However, data indicates growing caution about the outlook for the sector
Three quarters of intermediaries expressed confidence on the outlook for the mortgage industry in the second quarter of this year, according to the Intermediary Mortgage Lenders Association (IMLA).
Its latest Mortgage Market Tracker report revealed what the trade body called a “surprisingly upbeat market sentiment” among advisers from April to June, although the data indicates growing caution about the outlook for the sector.
While 75% of advisers described themselves as ‘confident’ about the mortgage market, the proportion of those who were ‘very confident’ fell from 26% in April to 20% in June, while those who were ‘fairly confident’ fell from 56% to 40% over the period.
The IMLA research, which used data provided by BVA BDRC, also showed that intermediaries have maintained healthy business volumes in Q2, with the average adviser placing 93 cases over the previous 12 months.
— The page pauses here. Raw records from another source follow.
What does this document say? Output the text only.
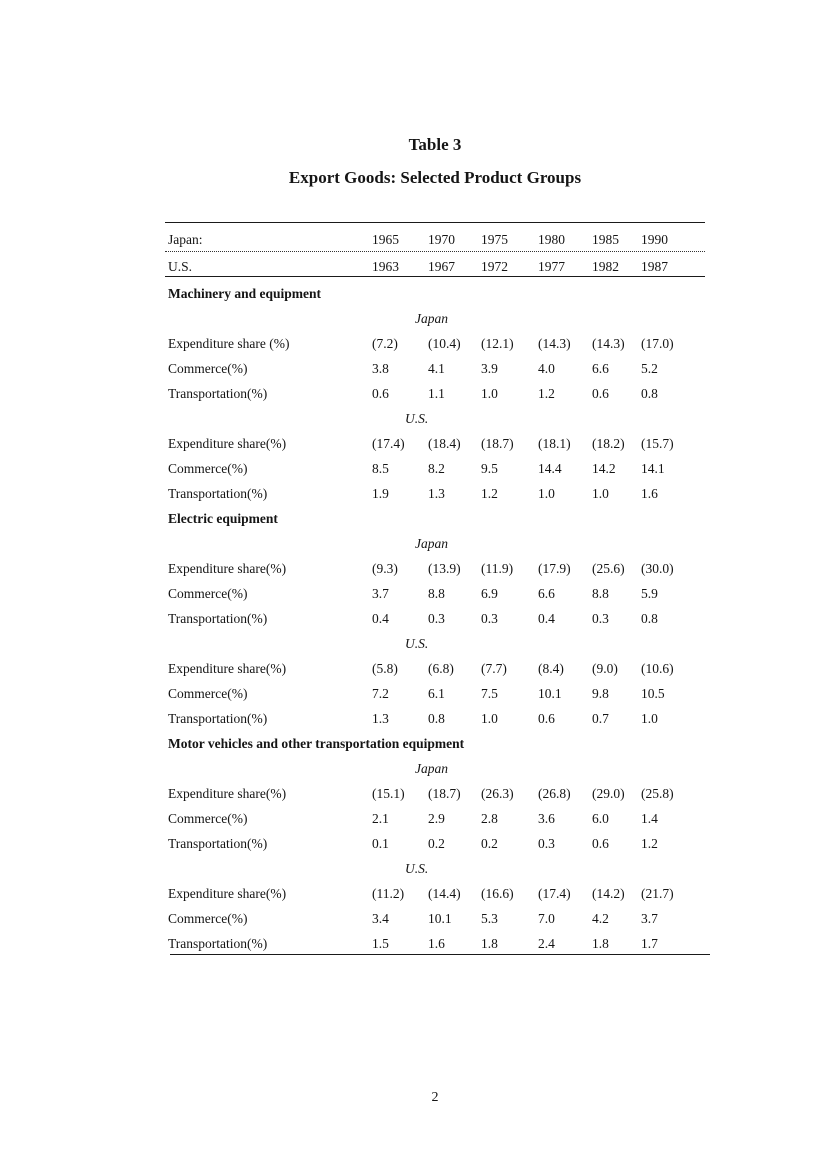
Table 3
Export Goods: Selected Product Groups
Japan:	1965 1970 1975 1980 1985 1990
U.S.	1963 1967 1972 1977 1982 1987
Machinery and equipment
Japan
Expenditure share (%)	(7.2) (10.4) (12.1) (14.3) (14.3) (17.0)
Commerce(%)	3.8	4.1	3.9	4.0	6.6 5.2
Transportation(%)	0.6	1.1	1.0	1.2	0.6 0.8
U.S.
Expenditure share(%)	(17.4) (18.4) (18.7) (18.1) (18.2) (15.7)
Commerce(%)	8.5	8.2	9.5	14.4 14.2 14.1
Transportation(%)	1.9	1.3	1.2	1.0	1.0 1.6
Electric equipment
Japan
Expenditure share(%)	(9.3) (13.9) (11.9) (17.9) (25.6) (30.0)
Commerce(%)	3.7	8.8	6.9	6.6	8.8 5.9
Transportation(%)	0.4	0.3	0.3	0.4	0.3 0.8
U.S.
Expenditure share(%)	(5.8) (6.8) (7.7) (8.4) (9.0) (10.6)
Commerce(%)	7.2	6.1	7.5	10.1 9.8 10.5
Transportation(%)	1.3	0.8	1.0	0.6	0.7 1.0
Motor vehicles and other transportation equipment
Japan
Expenditure share(%)	(15.1) (18.7) (26.3) (26.8) (29.0) (25.8)
Commerce(%)	2.1	2.9	2.8	3.6	6.0 1.4
Transportation(%)	0.1	0.2	0.2	0.3	0.6 1.2
U.S.
Expenditure share(%)	(11.2) (14.4) (16.6) (17.4) (14.2) (21.7)
Commerce(%)	3.4	10.1 5.3	7.0	4.2 3.7
Transportation(%)	1.5	1.6	1.8	2.4	1.8 1.7
2
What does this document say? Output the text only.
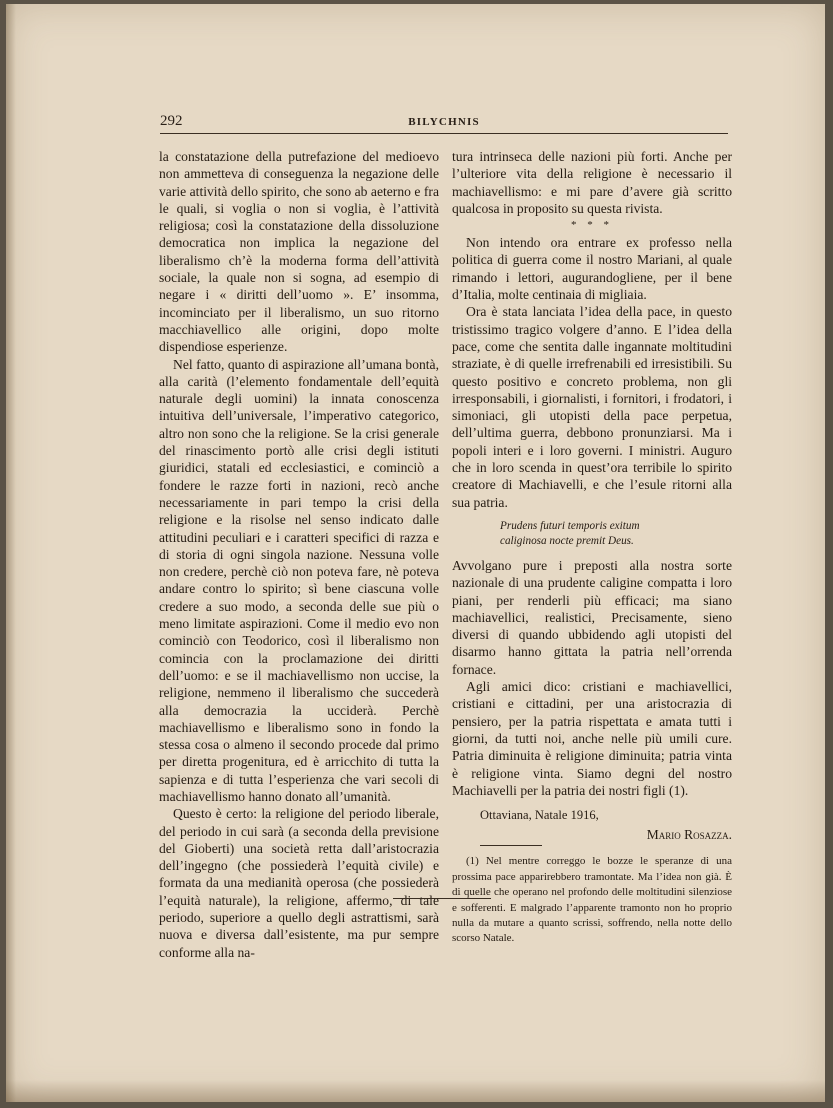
292	BILYCHNIS

la constatazione della putrefazione del medioevo non ammetteva di conseguenza la negazione delle varie attività dello spirito, che sono ab aeterno e fra le quali, si voglia o non si voglia, è l’attività religiosa; così la constatazione della dissoluzione democratica non implica la negazione del liberalismo ch’è la moderna forma dell’attività sociale, la quale non si sogna, ad esempio di negare i « diritti dell’uomo ». E’ insomma, incominciato per il liberalismo, un suo ritorno macchiavellico alle origini, dopo molte dispendiose esperienze.

Nel fatto, quanto di aspirazione all’umana bontà, alla carità (l’elemento fondamentale dell’equità naturale degli uomini) la innata conoscenza intuitiva dell’universale, l’imperativo categorico, altro non sono che la religione. Se la crisi generale del rinascimento portò alle crisi degli istituti giuridici, statali ed ecclesiastici, e cominciò a fondere le razze forti in nazioni, recò anche necessariamente in pari tempo la crisi della religione e la risolse nel senso indicato dalle attitudini peculiari e i caratteri specifici di razza e di storia di ogni singola nazione. Nessuna volle non credere, perchè ciò non poteva fare, nè poteva andare contro lo spirito; sì bene ciascuna volle credere a suo modo, a seconda delle sue più o meno limitate aspirazioni. Come il medio evo non cominciò con Teodorico, così il liberalismo non comincia con la proclamazione dei diritti dell’uomo: e se il machiavellismo non uccise, la religione, nemmeno il liberalismo che succederà alla democrazia la ucciderà. Perchè machiavellismo e liberalismo sono in fondo la stessa cosa o almeno il secondo procede dal primo per diretta progenitura, ed è arricchito di tutta la sapienza e di tutta l’esperienza che vari secoli di machiavellismo hanno donato all’umanità.

Questo è certo: la religione del periodo liberale, del periodo in cui sarà (a seconda della previsione del Gioberti) una società retta dall’aristocrazia dell’ingegno (che possiederà l’equità civile) e formata da una medianità operosa (che possiederà l’equità naturale), la religione, affermo, di tale periodo, superiore a quello degli astrattismi, sarà nuova e diversa dall’esistente, ma pur sempre conforme alla na-

tura intrinseca delle nazioni più forti. Anche per l’ulteriore vita della religione è necessario il machiavellismo: e mi pare d’avere già scritto qualcosa in proposito su questa rivista.

* * *

Non intendo ora entrare ex professo nella politica di guerra come il nostro Mariani, al quale rimando i lettori, augurandogliene, per il bene d’Italia, molte centinaia di migliaia.

Ora è stata lanciata l’idea della pace, in questo tristissimo tragico volgere d’anno. E l’idea della pace, come che sentita dalle ingannate moltitudini straziate, è di quelle irrefrenabili ed irresistibili. Su questo positivo e concreto problema, non gli irresponsabili, i giornalisti, i fornitori, i frodatori, i simoniaci, gli utopisti della pace perpetua, dell’ultima guerra, debbono pronunziarsi. Ma i popoli interi e i loro governi. I ministri. Auguro che in loro scenda in quest’ora terribile lo spirito creatore di Machiavelli, e che l’esule ritorni alla sua patria.

Prudens futuri temporis exitum
caliginosa nocte premit Deus.

Avvolgano pure i preposti alla nostra sorte nazionale di una prudente caligine compatta i loro piani, per renderli più efficaci; ma siano machiavellici, realistici, Precisamente, sieno diversi di quando ubbidendo agli utopisti del disarmo hanno gittata la patria nell’orrenda fornace.

Agli amici dico: cristiani e machiavellici, cristiani e cittadini, per una aristocrazia di pensiero, per la patria rispettata e amata tutti i giorni, da tutti noi, anche nelle più umili cure. Patria diminuita è religione diminuita; patria vinta è religione vinta. Siamo degni del nostro Machiavelli per la patria dei nostri figli (1).

Ottaviana, Natale 1916,
Mario Rosazza.

(1) Nel mentre correggo le bozze le speranze di una prossima pace apparirebbero tramontate. Ma l’idea non già. È di quelle che operano nel profondo delle moltitudini silenziose e sofferenti. E malgrado l’apparente tramonto non ho proprio nulla da mutare a quanto scrissi, soffrendo, nella notte dello scorso Natale.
While this is slightly lower than the second quarter figures of the previous two years, it was still significantly higher than any quarter in the four years preceding 2021.
The buy-to-let sector also remained buoyant, accounting for 25% of mortgage cases placed in Q2 2023, a fairly small reduction from the 28% recorded in the previous year.
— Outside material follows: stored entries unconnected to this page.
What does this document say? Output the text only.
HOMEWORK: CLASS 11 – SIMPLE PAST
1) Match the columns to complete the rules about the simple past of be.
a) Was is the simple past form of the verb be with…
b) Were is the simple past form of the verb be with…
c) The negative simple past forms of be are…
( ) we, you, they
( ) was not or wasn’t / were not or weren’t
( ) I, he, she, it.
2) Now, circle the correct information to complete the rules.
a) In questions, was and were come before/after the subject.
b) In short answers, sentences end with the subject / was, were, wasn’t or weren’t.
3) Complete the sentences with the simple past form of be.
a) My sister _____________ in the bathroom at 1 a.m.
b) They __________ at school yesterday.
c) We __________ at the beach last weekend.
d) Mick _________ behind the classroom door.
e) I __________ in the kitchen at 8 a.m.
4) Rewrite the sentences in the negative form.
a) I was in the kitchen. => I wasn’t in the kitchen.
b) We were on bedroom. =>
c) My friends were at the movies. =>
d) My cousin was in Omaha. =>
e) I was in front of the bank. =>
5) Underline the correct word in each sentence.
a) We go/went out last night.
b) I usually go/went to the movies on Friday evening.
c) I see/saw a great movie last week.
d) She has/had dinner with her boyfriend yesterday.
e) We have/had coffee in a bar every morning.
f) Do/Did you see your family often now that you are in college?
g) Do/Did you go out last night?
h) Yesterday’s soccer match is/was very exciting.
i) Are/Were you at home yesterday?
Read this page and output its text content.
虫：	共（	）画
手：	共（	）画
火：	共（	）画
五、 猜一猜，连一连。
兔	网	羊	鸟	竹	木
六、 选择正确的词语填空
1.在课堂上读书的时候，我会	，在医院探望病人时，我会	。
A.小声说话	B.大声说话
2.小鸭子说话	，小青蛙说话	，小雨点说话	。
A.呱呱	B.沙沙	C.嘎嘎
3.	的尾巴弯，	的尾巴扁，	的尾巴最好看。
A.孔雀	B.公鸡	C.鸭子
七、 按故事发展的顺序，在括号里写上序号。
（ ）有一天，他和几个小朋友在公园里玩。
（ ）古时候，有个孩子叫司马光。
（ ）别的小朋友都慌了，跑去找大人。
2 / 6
The average number of decisions in principle (DIPs) that intermediaries processed stabilised in Q2, having fallen in the five preceding quarters. On average, intermediaries dealt with 25 DIPs in Q2, up two on Q1 2023 – the first quarterly increase since Q1 2022.
In Q2 2023, conversions from DIP to completion improved slightly at 36%, up from 34% in the previous quarter, but lower than Q2 2022, when the figure was 44%. IMLA said the overall conversion rate was broadly similar across all market segments.
The conversion rate from full application to completion also increased slightly to 59%, up from 57% in the preceding quarter. Conversion rates for home movers were up significantly at 59%, a 7% increase on the previous quarter, while the figure for first-time buyers remained consistent at 61%.
“The latest findings demonstrate the remarkable resilience of the UK mortgage market and intermediaries themselves in the face of continued market volatility,” commented Kate Davies (pictured), executive director the Intermediary Mortgage Lenders Association.
“Confidence levels, while remaining generally robust, inevitably dipped in June as the expectation of interest rates remaining higher for longer became apparent. But with business levels maintaining healthy levels and conversion rates increasing, the outlook for the intermediary market appears positive.”
Davies added that the second quarter results were particularly encouraging in that they showed positive activity across all market segments, including sustained levels of first-time buyer cases and growth in the home moving sector, rather than a reliance on remortgaging.
“As the economic environment looks set to remain challenging, the demand for professional mortgage advice will continue to grow,” she said. “IMLA’s prediction that intermediaries could account for 90% of mortgage distribution by 2024, as reported in our ‘New Normal’ report earlier this year, continues to stand.”